While there were bits and pieces of Susan’s interactions and difficulties when it came to dealing with her 11 year old daughter, whom we met in the 2nd book of the series In Her Defense, I would have loved to see that take centrestage in the story, be it even for a little while so that readers would have been able to see a warmer side to Susan, a character who comes off cold at first and began to thaw towards the end of the book.

I would have thought that given that this novel was totally told from a male perspective, that there would be more sex scenes involved of the kind that would make for a panty melting read. But, contrary to that notion, I found that the sex scenes were more toned down than the previous two books in the series. Not that the ones that were included were any less hot or potent. But perhaps owing to the fact that I had some difficulties in connecting with Susan on an emotional level, I found myself a bit removed from what was happening in the bedroom until towards the latter part of the story where Susan broke out with a gut wrenching confession of the difficult times she had had with trying to make her previous marriage work, a marriage that had already been doomed to failure.

It is a testament to Julianna’s talent that even with all the issues I had that I managed to enjoy the story that unfolded. Perhaps it was because through Oscar’s life, the reader gets to experience a wide range of diverse characters, and get to see something fresh develop and burgeon to life right in front of your eyes. The whole concept of cultivating produce inside the confines of a building is an idea that is being explored quite fervently across the world, and to read about it and feel as if you were a part of the experience, that was one of the best aspects of this story.
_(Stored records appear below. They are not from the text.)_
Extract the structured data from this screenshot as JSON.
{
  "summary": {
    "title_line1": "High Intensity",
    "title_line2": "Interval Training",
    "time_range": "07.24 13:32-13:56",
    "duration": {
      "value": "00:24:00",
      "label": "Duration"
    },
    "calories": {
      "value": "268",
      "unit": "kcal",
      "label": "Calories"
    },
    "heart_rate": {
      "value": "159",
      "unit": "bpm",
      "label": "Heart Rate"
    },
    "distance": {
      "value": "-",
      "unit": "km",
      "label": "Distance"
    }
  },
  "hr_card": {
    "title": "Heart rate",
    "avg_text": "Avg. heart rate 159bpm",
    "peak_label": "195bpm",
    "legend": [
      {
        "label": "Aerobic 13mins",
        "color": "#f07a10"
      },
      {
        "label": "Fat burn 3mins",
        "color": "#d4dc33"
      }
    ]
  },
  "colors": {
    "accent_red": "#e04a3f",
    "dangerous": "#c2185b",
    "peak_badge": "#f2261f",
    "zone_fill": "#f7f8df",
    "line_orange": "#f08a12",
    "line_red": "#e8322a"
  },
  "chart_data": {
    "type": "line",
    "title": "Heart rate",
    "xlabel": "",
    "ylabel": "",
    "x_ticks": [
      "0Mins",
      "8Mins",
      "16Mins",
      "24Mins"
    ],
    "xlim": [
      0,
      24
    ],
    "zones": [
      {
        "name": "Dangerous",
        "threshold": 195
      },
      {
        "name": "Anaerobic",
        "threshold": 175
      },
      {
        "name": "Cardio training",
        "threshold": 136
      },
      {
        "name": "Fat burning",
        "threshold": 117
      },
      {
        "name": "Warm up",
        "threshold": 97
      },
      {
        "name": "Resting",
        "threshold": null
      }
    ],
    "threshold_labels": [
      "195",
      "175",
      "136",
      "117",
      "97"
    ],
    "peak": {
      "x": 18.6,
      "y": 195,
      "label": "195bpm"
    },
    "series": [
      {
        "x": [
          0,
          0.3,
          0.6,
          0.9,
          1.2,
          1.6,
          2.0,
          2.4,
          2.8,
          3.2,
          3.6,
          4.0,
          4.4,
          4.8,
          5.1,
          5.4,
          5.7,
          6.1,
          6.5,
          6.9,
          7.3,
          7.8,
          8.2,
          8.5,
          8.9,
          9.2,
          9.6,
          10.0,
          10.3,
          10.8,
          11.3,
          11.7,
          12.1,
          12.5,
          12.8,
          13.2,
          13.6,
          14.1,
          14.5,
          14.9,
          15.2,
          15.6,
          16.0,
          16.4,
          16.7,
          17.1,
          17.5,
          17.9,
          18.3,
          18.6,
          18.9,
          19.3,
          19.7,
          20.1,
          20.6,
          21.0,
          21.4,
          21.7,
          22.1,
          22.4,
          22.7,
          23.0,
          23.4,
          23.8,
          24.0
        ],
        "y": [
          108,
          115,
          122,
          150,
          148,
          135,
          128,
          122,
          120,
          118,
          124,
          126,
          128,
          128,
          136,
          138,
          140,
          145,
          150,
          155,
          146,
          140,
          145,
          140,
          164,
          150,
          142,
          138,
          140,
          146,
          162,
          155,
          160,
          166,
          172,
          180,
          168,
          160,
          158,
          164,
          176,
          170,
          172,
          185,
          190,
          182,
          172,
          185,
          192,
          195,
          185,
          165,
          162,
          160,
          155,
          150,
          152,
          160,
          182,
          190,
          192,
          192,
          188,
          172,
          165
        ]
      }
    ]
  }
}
Recommended for fans of stories that feature characters who are real enough to make mistakes and wise enough to own up and learn from them. Makes for great reading!

Final Verdict: Gritty, honest, hard hitting and real!

Favorite Quotes

“Oh, Jesus, Oz, please,” she begs some time later. “I can’t—I need—just do something.”
“I’m doing something,” I tell her.
She whimpers and writhes, her body laid out like an offering, and I ease off and position myself on top of her, elbows on either side of her head. For the first time since I penetrated her I drag out my cock so just the tip is left inside, and dip my head so my lips brush against her ear. “Squeeze,” I order.
She squeezes the head of my cock with her pussy and I shudder violently, unprepared for how amazing it feels.

Her lips and tongue feel like they’re everywhere, tracing the shell of my ear, the pulse points over my throat, my collarbone. When she frees one hand to reach between us to undo the button at the top of my pants, I seize the opportunity to slip my own hand down the back of her shorts, sliding my fingers as low as I can until I find the damp heat between her thighs. I moan at the contact, then moan again when her fingers wrap around my cock, stroking like the pro she is. Pump, twist, fast, slow. It feels good, but it feels like a fucking textbook, too. Like she read the chapter, took notes and aced the test. I want messy and flawed. I want real. I want the scratched-out lines and the red ink and all the steps that come before you figure out what gets you off fastest.